La mujer despertó espontáneamente. Por alguna circunstancia, el despertador no sonó ni a las seis ni a ninguna hora. Se enroscó, molesta en las sábanas, generando una especie de torbellino, de nudo marinero irresoluble. Quedó mirando hacia la ventana, por donde el sol se filtraba a través de los listones de la persiana en forma de haces divergentes que dejaban ver pelusitas brillantes por centenas. Bostezó y se estiró haciendo chasquear la columna vertebral. Se tendió de espaldas y fijó la mirada en el cielorraso blanquísimo sin pensar en nada más que en esa blancura. Por la noche había llorado, pero en la cara no le quedaba más que el surco oscuro del rimel. Se sintió extraña pero bien. Antigua pero contenta. Se sintió libre. Libre del recuerdo del hombre aquel al que se propuso olvidar en forma sistemática. Libre sin recordar sus manos ni sus dedos, ni sus pies cálidos, ni su andar sereno. Libre de recostarse en el pecho frondoso y de besar sus besos de perfil. Libre de escuchar poemas verticales recitados con voz templada.

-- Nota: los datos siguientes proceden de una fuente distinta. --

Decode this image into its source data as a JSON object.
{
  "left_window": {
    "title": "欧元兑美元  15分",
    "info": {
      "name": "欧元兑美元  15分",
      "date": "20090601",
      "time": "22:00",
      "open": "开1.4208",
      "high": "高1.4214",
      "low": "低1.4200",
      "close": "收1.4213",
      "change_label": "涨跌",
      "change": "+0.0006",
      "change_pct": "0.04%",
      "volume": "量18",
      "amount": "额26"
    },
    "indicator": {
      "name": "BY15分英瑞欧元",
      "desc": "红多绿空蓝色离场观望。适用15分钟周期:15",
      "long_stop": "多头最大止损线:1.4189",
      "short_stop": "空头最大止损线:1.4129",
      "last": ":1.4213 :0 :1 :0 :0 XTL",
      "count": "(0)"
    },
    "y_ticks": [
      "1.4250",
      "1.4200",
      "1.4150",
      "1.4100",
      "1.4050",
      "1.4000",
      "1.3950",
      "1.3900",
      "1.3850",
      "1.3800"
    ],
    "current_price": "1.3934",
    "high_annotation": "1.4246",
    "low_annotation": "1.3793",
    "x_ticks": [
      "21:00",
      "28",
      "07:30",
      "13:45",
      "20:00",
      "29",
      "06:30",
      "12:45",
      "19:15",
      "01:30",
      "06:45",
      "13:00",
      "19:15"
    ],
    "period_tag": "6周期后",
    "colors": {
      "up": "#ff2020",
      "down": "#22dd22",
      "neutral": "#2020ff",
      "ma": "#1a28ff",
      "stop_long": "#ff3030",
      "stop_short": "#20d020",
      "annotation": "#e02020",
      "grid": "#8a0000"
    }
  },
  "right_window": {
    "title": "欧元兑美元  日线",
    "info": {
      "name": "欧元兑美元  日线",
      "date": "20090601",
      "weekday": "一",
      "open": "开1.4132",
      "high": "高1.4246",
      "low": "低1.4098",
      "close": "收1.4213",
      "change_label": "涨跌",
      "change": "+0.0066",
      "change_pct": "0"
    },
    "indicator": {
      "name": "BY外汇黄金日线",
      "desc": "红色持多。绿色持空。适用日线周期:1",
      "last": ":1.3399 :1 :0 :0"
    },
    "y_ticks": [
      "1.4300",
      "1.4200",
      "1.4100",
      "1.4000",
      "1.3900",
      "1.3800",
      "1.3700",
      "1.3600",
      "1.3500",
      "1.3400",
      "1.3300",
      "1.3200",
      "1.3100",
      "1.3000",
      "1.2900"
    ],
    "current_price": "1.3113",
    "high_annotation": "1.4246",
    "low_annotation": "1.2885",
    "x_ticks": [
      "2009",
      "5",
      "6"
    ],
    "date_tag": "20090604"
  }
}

domingo, 12 de septiembre de 2010

INCISIVA (Y CANINA)



Muchas cosas han pasado desde que estamos aquí

Muchas armas a mi lado, esto no es para mí…

(Spinetta)





La tipa caminó despacio como si le doliera (o yo imaginé que en realidad sentía algo muy similar al dolor), achinaba los párpados y arrastraba los pies. La valija también la arrastraba. La tipa amagaba cantar algo emitiendo apenas sonidos entredientes. La veía ir de un lado al otro portando su semiempeño por ignorarme. Juntaba todo, hasta los trapos más inservibles. La guita, los papeles, algunos libros. Limpiaba los manchones del piso a baldazos que por momentos me salpicaban tupido. Dejaba sonar insistente al teléfono. Dejaba sonar a la radio con su andanada de música litoraleña. Dejaba todo mientras me dejaba a mí, con mis ojos vidriosos de ya casi ni ver. Con mis ojos de intentar decir algo en sistema morse. De relampaguear furia. De chorrear una viscosidad salada que se derramaba. De pronto se toparon nuestras miradas y creo que por eso se tropezó y de seguro también por eso lanzó una puteada contra mí y sobre todo contra todo lo que yo le había jodido la vida. Fue la última relación que tuvimos antes de que se despidiera y me dejara sangrando abotonado al tramontina que un rato antes me había hundido en el tórax.